Hygiene: new hopes, new horizons
Evidence shows the benefit of improved hygiene (e.g. improved hand-washing and safe stool disposal). However, although promotion of safe hygiene is the single most cost-effective means of preventing infectious disease, investment in hygiene is low both in the health and in the water and sanitation sectors.
The current paper underscores the need to figure out how best to make safe hygiene practices matters of daily routine that are sustained by social norms on a mass scale. The paper notes that full and active involvement of the health sector in getting safe hygiene to all homes, schools, and institutions will bring major gains to public health. As a result, more medium-scale programmes operating at rural or urban district level are needed.
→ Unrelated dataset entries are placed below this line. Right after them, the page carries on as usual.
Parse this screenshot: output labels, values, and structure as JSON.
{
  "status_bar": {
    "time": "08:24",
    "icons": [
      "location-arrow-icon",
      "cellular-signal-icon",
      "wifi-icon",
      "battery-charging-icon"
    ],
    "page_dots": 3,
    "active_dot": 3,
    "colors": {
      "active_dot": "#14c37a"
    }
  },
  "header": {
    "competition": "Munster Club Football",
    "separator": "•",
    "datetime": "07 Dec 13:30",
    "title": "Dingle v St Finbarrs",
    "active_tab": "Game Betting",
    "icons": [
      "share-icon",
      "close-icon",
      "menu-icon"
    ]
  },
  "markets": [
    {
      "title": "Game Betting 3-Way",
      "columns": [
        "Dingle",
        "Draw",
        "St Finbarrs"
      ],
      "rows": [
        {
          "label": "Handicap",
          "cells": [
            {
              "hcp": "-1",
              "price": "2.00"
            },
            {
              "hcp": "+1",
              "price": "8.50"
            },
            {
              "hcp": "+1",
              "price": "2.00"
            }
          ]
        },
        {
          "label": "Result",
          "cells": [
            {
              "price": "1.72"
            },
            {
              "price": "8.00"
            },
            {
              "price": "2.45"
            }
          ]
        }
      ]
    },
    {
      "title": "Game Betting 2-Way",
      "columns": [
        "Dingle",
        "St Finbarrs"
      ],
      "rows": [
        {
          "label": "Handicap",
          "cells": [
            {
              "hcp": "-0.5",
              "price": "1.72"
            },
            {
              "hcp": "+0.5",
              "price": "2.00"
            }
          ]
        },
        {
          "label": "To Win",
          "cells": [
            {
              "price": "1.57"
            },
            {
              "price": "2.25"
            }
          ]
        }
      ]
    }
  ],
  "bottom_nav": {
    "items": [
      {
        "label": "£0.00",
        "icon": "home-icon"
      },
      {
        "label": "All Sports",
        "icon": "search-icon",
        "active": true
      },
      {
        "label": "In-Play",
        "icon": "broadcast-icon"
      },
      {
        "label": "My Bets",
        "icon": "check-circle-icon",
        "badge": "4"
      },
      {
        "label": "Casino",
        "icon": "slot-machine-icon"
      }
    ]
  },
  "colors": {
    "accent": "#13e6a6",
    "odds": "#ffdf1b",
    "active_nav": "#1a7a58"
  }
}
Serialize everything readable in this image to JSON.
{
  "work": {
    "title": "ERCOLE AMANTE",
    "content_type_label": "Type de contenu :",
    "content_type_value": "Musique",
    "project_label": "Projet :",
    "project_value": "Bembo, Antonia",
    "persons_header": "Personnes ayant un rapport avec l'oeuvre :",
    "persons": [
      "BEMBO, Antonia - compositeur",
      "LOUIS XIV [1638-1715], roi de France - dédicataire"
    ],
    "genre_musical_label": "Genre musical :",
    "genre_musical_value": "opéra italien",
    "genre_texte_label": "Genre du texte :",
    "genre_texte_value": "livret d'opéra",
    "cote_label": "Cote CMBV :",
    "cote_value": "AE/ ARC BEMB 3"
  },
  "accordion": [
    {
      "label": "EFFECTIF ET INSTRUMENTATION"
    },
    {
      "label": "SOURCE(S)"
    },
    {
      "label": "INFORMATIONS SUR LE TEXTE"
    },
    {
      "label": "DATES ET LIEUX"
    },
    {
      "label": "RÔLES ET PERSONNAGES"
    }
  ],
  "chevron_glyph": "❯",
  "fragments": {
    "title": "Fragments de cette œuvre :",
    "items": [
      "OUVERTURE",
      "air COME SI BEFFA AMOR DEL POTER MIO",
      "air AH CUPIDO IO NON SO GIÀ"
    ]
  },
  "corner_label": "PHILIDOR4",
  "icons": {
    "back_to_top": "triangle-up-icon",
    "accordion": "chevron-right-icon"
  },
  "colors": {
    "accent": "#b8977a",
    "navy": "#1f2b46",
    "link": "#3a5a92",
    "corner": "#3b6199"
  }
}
The document concludes the following:
- governments and ministries have to invest in programmes that can change hygiene behaviour in villages and towns where children are dying from neglected diseases.
- massive efforts need to be made to train health workers in the skills of hygiene promotion to help them leave their outdated methods.
- support is needed for the research to serve changing hygiene behaviour on a large scale, and anticipating both the costs and financial returns of an improved hygiene.
- the most effective use of a hygiene budget might be to cover larger areas by use of mass media.
- good professional practice requires continual advancement in a feedback loop of learning and knowledge development whilst doing.